The party could not accept members and then bar organisation and candidates in Northern Ireland alone or it could be accused of further discrimination. So its rule change gives the leadership the power to decide if there should be constituency organisation or candidates in any part of the UK.
Technically this means that Blair could dispense with all constituency parties. As if the thought had even crossed his mind. But it's directed at the North only. Labour appears to have promised the SDLP that the line will be held, although Alex Attwood appeared supremely unconcerned about the impact on the SDLP but feared that it would hit the PUP vote.
Triesman told me that “I don't want to find that we have stumbled into the internal politics of Northern Ireland in an unintelligent, clodhopping way. I don't want to lose the old friendships between organisations which have been extremely important to us and have stood the test of time.”
The former Northern Ireland Minister Lord Alf Dubs told the Ulster Unionist reception that he would not be associated with “political suicide” if the party stood candidates in the North.
Ulster Unionist MP David Burnside, on the other hand, believes that the large public sector and trade union movement, especially in Belfast “should give Labour a tremendous opportunity” and that “the big selling point is Westminster seats because if humpty-dumpty's not put together at Stormont again you'll have a concentration on Westminster and local government. It's an opportunity too for what used to be called integrationism.”
Fear of integrationism has been a major part of the case against membership rights and there is still a large consensus against going any further.
Labour's reluctant concession was illustrated by the refusal to allow the BBC's Mark Devenport to film people handing in their membership applications in Bournemouth.
But there remains an almost inexorable logic that once members start joining, there will be a demand for organising and contesting elections.
The nascent party needs to demonstrate that they are not some lunatic rump and can bring something positive to the wider party.
The fledgling party could also seek a working relationship with the SDLP and Irish Labour Party, which has already established a forum in the North but won't stand candidates.
The Irish Labour Party General Secretary, Mike Allen was in Bournemouth and told me he was looking at how the three parties that take members in Northern Ireland and are part of the European Socialists and the Socialist International can work together.

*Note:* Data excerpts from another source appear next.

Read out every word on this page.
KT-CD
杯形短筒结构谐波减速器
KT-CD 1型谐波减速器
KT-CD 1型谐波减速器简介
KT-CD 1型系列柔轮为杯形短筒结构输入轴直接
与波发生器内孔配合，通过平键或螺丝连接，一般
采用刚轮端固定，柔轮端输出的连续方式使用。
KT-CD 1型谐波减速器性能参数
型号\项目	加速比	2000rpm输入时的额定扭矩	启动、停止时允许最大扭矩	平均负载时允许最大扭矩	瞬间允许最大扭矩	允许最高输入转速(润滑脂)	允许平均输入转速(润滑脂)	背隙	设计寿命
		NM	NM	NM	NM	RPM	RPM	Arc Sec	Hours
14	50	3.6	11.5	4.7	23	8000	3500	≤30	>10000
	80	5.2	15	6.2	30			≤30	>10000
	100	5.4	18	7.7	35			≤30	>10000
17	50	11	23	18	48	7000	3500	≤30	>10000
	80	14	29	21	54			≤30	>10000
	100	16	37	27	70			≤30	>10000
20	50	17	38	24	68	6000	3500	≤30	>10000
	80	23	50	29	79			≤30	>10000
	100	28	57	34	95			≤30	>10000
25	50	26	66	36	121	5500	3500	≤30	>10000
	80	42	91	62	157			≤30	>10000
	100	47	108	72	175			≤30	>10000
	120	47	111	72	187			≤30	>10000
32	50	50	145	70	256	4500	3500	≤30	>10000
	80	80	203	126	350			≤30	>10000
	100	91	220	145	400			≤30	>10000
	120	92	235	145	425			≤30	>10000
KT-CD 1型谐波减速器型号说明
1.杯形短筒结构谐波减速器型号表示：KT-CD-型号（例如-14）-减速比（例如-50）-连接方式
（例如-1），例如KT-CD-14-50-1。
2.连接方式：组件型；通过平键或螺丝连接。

“If you join the student's union in Queen's University, you're automatically a member of the USI and the NUS. You don't have a choice about your allegiance and that's taken out of the picture. And much the same is true of the trade union movement. Will such a model allow us to build an alliance of social democracy and labourism which deflates and sidesteps the question of constitutional and sectarian allegiance?”
But others acknowledge that the SDLP has a strong Christian Democrat tinge and wouldn't be particularly interested in social democratic alliances because it has to maintain diplomatic relations with both Fine Gael and Fianna Fail. However, SDLP stalwart Brid Rodgers angrily rejected the charge made by Baroness May Blood that the SDLP were “Green Tories.”
The Irish peace-processors in Bournemouth included senior figures such as Trimble, Martin McGuinness and Mark Durkan. The Irish Embassy organised its usual reception. The Ulster Fry breakfast bash convened the morning after and was packed with diplomats, ministers, Irish visitors and those looking for a hang-over cure. It has become a congenial venue for the different tribes. The Irish Ambassador Daithi O'Ceallaigh told the bacon and soda bread brigade that he was very familiar with Bournemouth, having once been a bus conductor there.
Whether Bournemouth rings the bell for a vibrant Labour Party in the North depends on how campaigners behave and if they can build credibility with suspicious members in Great Britain and the rest of Ireland.
So far, they have only been allowed a half fare on the Labour bus but they could be forgiven for thinking that “our day will come.”